La distancia entre ambos se agrandó cuando Tony conoció a una chica llamada Selena, que en cierto modo me recordó a mí misma pues era una buena chica rodeada e influida por un mal grupo de gente. Después de mudarse a la casa remolque de Selena, Tony empezó a salir con los amigos de ella, los Ángeles del Infierno. Y su droga predilecta resultó ser la misma droga predilecta de las strippers: metanfetamina. Al principio, Tony la inhaló, luego la fumó y por fin empezó a inyectarse regularmente. Cuando venía a visitarnos a Jack y a mí, llevaba consigo un portafolios de médico, lo abría en la pequeña mesa de nuestra cocina y sacaba una bolsa llena de droga. Entonces se volvía hacia mí y me consultaba:

—¿Podrías ayudarme a inyectarla?

Y yo, adorable hermana como soy, siempre le respondía lo mismo:

—Por supuesto que no.

—Entonces lo haré yo solo —respondía él y se ataba con fuerza el brazo para resaltar las venas. En ocasiones le llevaba cinco minutos encontrar en sus brazos o sus piernas una vena que todavía pudiese utilizarse. Jack quería que yo fumase metanfetaminas y mi hermano pretendía que me las inyectase, pero yo me conformaba con inhalarlas como una buena chica. No quería acabar como ellos: mi hermano estaba convirtiéndose en un paranoico en quien no era posible confiar, un ser de humor impredecible que en cualquier momento podía volcarse a la violencia. Cuando Tony cruzaba la puerta de casa, yo nunca sabía qué esperar de él. Por lo general lo atormentaba la idea de que los policías estaban persiguiéndolo y se obsesionaba mirando una vez tras otra por el ojo de la cerradura con su pistola en una mano, convencido de que los agentes llegarían de un momento a otro. En sus peores momentos, aplastaba moléculas de aire como si éstas lo estuviesen atacando.

Una noche, durante una de las desapariciones habituales de Jack durante cuarenta y ocho horas, Tony pasó por casa y me pidió un poco de metanfetaminas, sólo para mantenerse en forma hasta que lo llamase su proveedor. Jack ocultaba las drogas en un armario, debajo del fregadero, metidas a la fuerza en el hueco de una cañería. Estiré el brazo para alcanzarlas, cogí una gruesa bolsa de manteca de metanfetamina y le di a él unas cucharadas.

—¿Me las inyectarás?

—Por supuesto que no.

Observé cómo se revisaba el cuerpo, deteniéndose por fin en una vena de su mano.

Al día siguiente, cuando volví a casa desde el club, Jack había regresado. Y estaba pálido.
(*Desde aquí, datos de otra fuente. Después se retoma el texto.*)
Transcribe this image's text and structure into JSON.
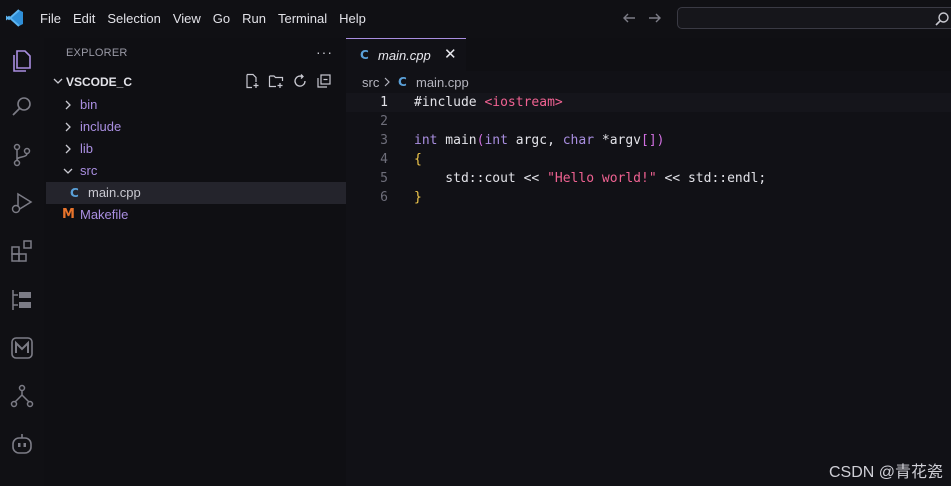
{
  "menu": [
    "File",
    "Edit",
    "Selection",
    "View",
    "Go",
    "Run",
    "Terminal",
    "Help"
  ],
  "activity_icons": [
    "explorer-icon",
    "search-icon",
    "source-control-icon",
    "run-debug-icon",
    "extensions-icon",
    "remote-explorer-icon",
    "cmake-icon",
    "git-graph-icon",
    "copilot-icon"
  ],
  "explorer": {
    "title": "EXPLORER",
    "more": "···",
    "folder": "VSCODE_C",
    "items": [
      {
        "label": "bin",
        "kind": "folder",
        "expanded": false
      },
      {
        "label": "include",
        "kind": "folder",
        "expanded": false
      },
      {
        "label": "lib",
        "kind": "folder",
        "expanded": false
      },
      {
        "label": "src",
        "kind": "folder",
        "expanded": true
      },
      {
        "label": "main.cpp",
        "kind": "cpp",
        "selected": true
      },
      {
        "label": "Makefile",
        "kind": "makefile"
      }
    ]
  },
  "editor": {
    "tab": {
      "label": "main.cpp",
      "close": "✕"
    },
    "breadcrumb": [
      "src",
      "main.cpp"
    ],
    "lines": [
      {
        "num": "1",
        "current": true,
        "tokens": [
          [
            "#include ",
            "t-ppd"
          ],
          [
            "<iostream>",
            "t-inc"
          ]
        ]
      },
      {
        "num": "2",
        "tokens": []
      },
      {
        "num": "3",
        "tokens": [
          [
            "int",
            "t-kw"
          ],
          [
            " main",
            "t-id"
          ],
          [
            "(",
            "t-brk"
          ],
          [
            "int",
            "t-kw"
          ],
          [
            " argc",
            "t-id"
          ],
          [
            ", ",
            "t-punct"
          ],
          [
            "char",
            "t-kw"
          ],
          [
            " *argv",
            "t-id"
          ],
          [
            "[",
            "t-brk"
          ],
          [
            "]",
            "t-brk"
          ],
          [
            ")",
            "t-brk"
          ]
        ]
      },
      {
        "num": "4",
        "tokens": [
          [
            "{",
            "t-brace"
          ]
        ]
      },
      {
        "num": "5",
        "tokens": [
          [
            "    std",
            "t-ns"
          ],
          [
            "::",
            "t-punct"
          ],
          [
            "cout",
            "t-id"
          ],
          [
            " << ",
            "t-punct"
          ],
          [
            "\"Hello world!\"",
            "t-str"
          ],
          [
            " << ",
            "t-punct"
          ],
          [
            "std",
            "t-ns"
          ],
          [
            "::",
            "t-punct"
          ],
          [
            "endl",
            "t-id"
          ],
          [
            ";",
            "t-punct"
          ]
        ]
      },
      {
        "num": "6",
        "tokens": [
          [
            "}",
            "t-brace"
          ]
        ]
      }
    ]
  },
  "icon_glyphs": {
    "cpp": "C",
    "makefile": "M"
  },
  "colors": {
    "accent": "#a98ee0",
    "cpp_icon": "#5aa0d8",
    "makefile_icon": "#e8742c",
    "string": "#f06292",
    "brace": "#f2c94c"
  },
  "watermark": "CSDN @青花瓷"
}
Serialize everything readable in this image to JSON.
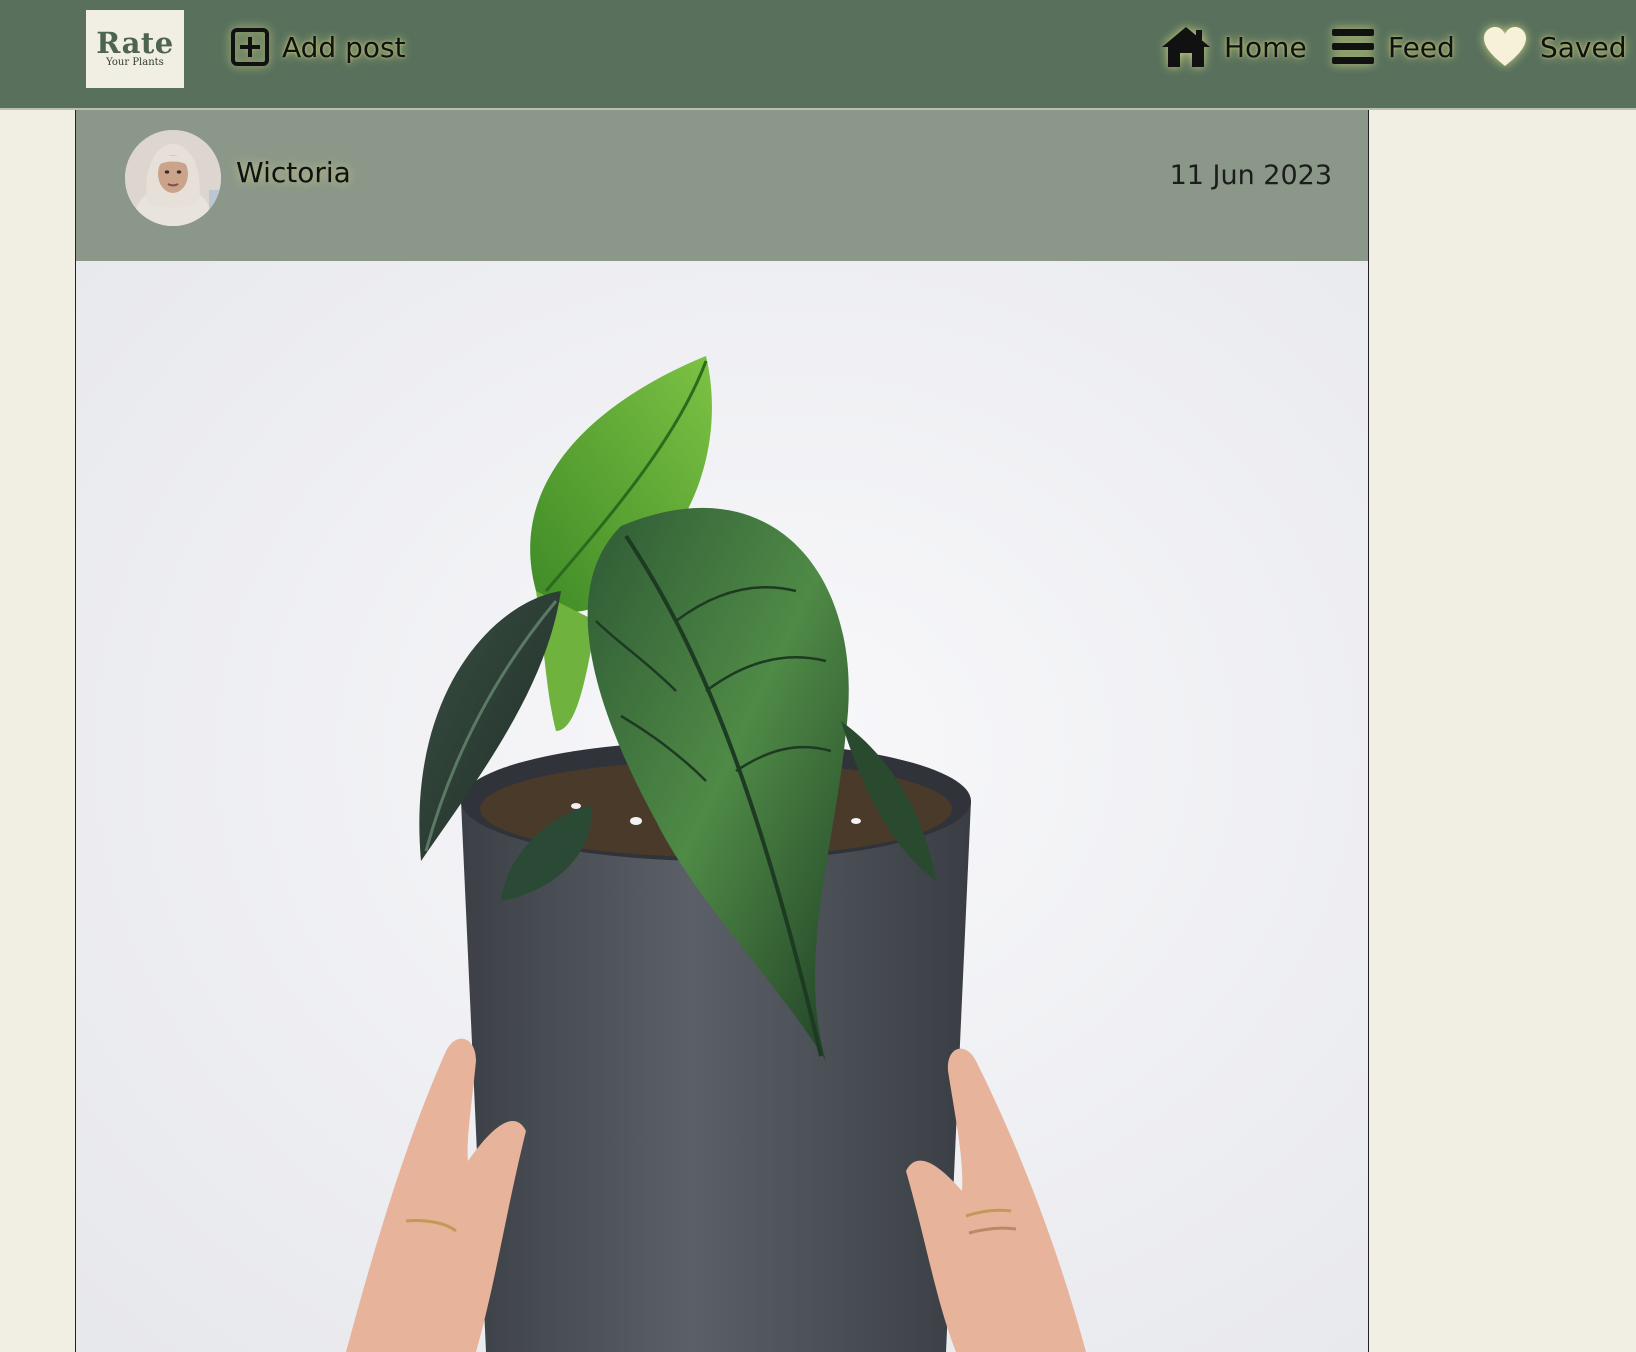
{
  "app": {
    "logo": {
      "title": "Rate",
      "subtitle": "Your Plants"
    }
  },
  "nav": {
    "add_post": {
      "label": "Add post",
      "icon": "plus-square-icon"
    },
    "home": {
      "label": "Home",
      "icon": "home-icon"
    },
    "feed": {
      "label": "Feed",
      "icon": "menu-icon"
    },
    "saved": {
      "label": "Saved",
      "icon": "heart-icon"
    }
  },
  "post": {
    "author": "Wictoria",
    "date": "11 Jun 2023",
    "avatar_icon": "user-avatar",
    "image_icon": "potted-plant-photo"
  },
  "colors": {
    "header_bg": "#58705c",
    "page_bg": "#f1eee3",
    "post_header_bg": "#8b9789",
    "nav_glow": "#f0f08c"
  }
}
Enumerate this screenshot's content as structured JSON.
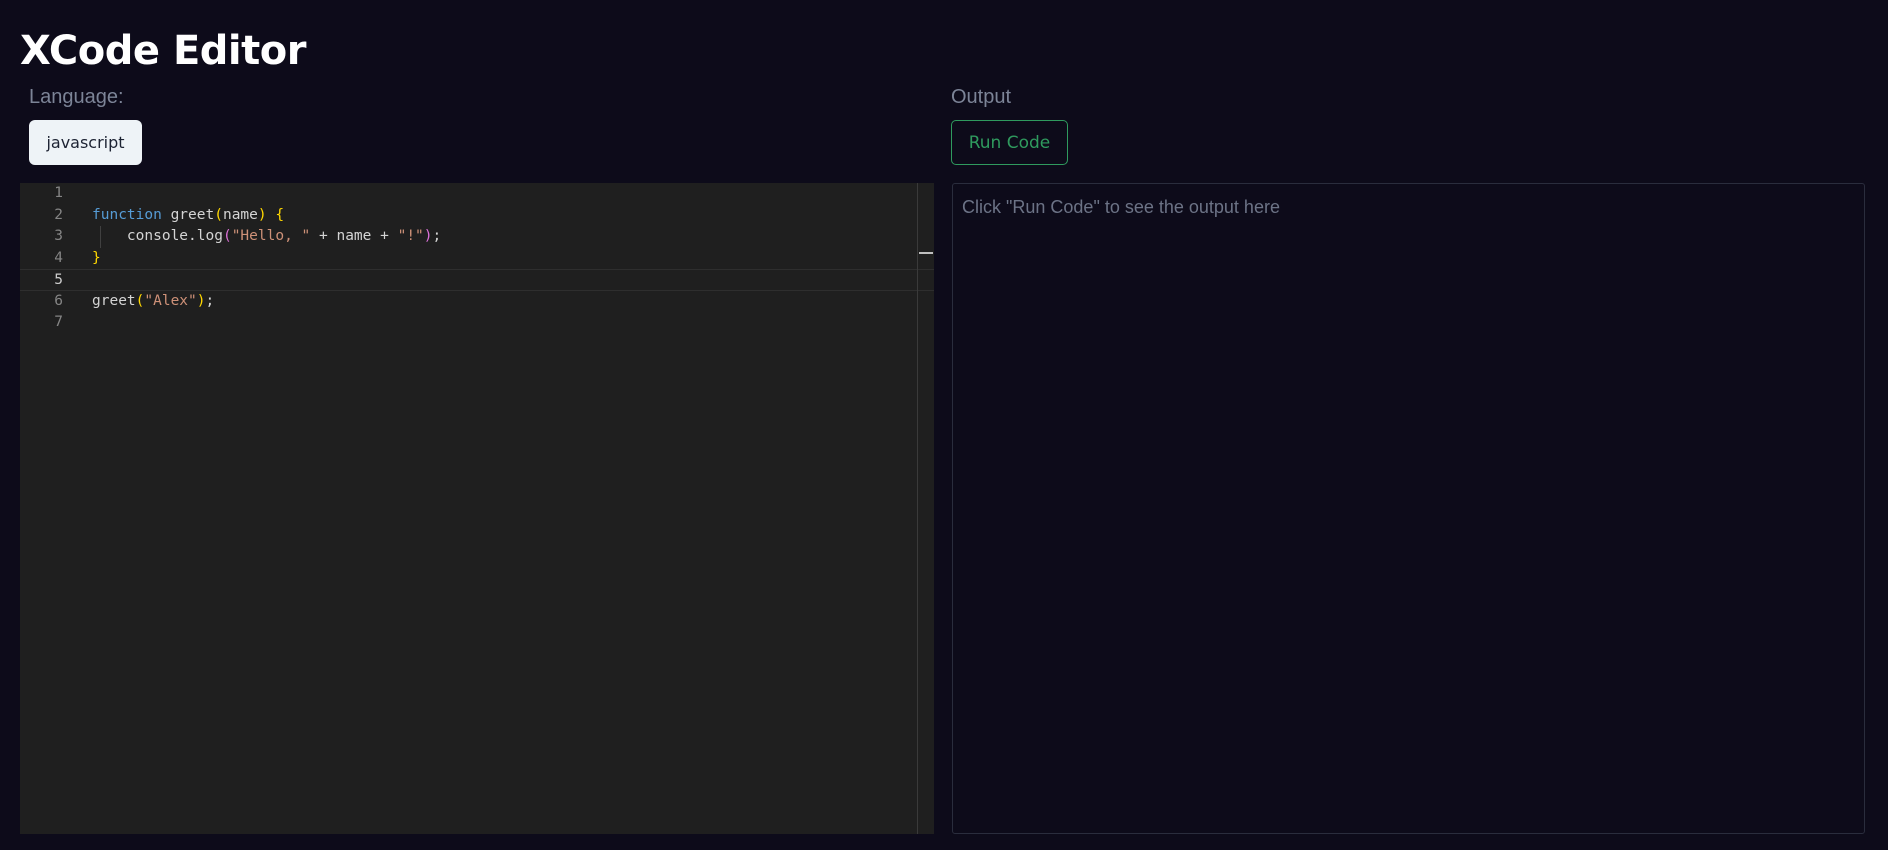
{
  "app": {
    "title": "XCode Editor"
  },
  "language": {
    "label": "Language:",
    "selected": "javascript"
  },
  "output": {
    "label": "Output",
    "run_button": "Run Code",
    "placeholder": "Click \"Run Code\" to see the output here"
  },
  "editor": {
    "active_line": 5,
    "line_numbers": [
      "1",
      "2",
      "3",
      "4",
      "5",
      "6",
      "7"
    ],
    "lines": [
      "",
      "function greet(name) {",
      "    console.log(\"Hello, \" + name + \"!\");",
      "}",
      "",
      "greet(\"Alex\");",
      ""
    ]
  },
  "colors": {
    "background": "#0d0b1a",
    "editor_background": "#1f1f1f",
    "run_button_accent": "#2f9a5e",
    "language_button_bg": "#eef3f7"
  }
}
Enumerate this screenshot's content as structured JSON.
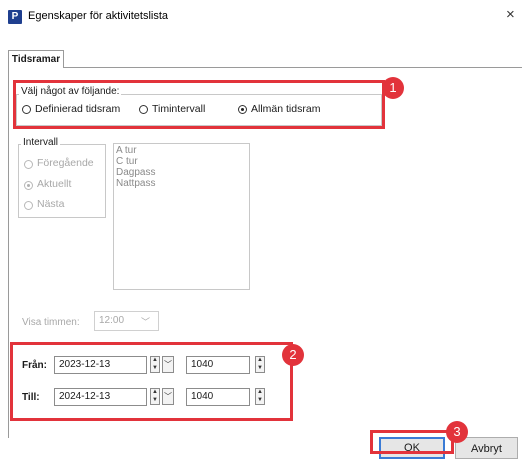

—¿Qué coño has hecho con mi metanfetamina?

—¿De qué hablas? —repliqué.

—¡La jodida bolsa gruesa que yo guardaba bajo el fregadero!

—Le di unas cucharadas a mi hermano —confesé—. Lo siento. No me pareció tan importante.

—¡Condenada puta! —irrumpió empujándome hacia atrás, contra los armarios de la cocina—. ¡Ha desaparecido toda la bolsa! ¡Tu hermano te ha tomado por imbécil!

Después de eso interrumpí todo contacto con Tony. No podía creer que él se hubiese hundido tanto. Telefoneé a Selena para decirle que lo alejaría de mi vida y resultó ser que también le había estado robando a ella, convirtiendo en inyectable todo lo que pudiese encontrar: coca, metanfetaminas, heroína.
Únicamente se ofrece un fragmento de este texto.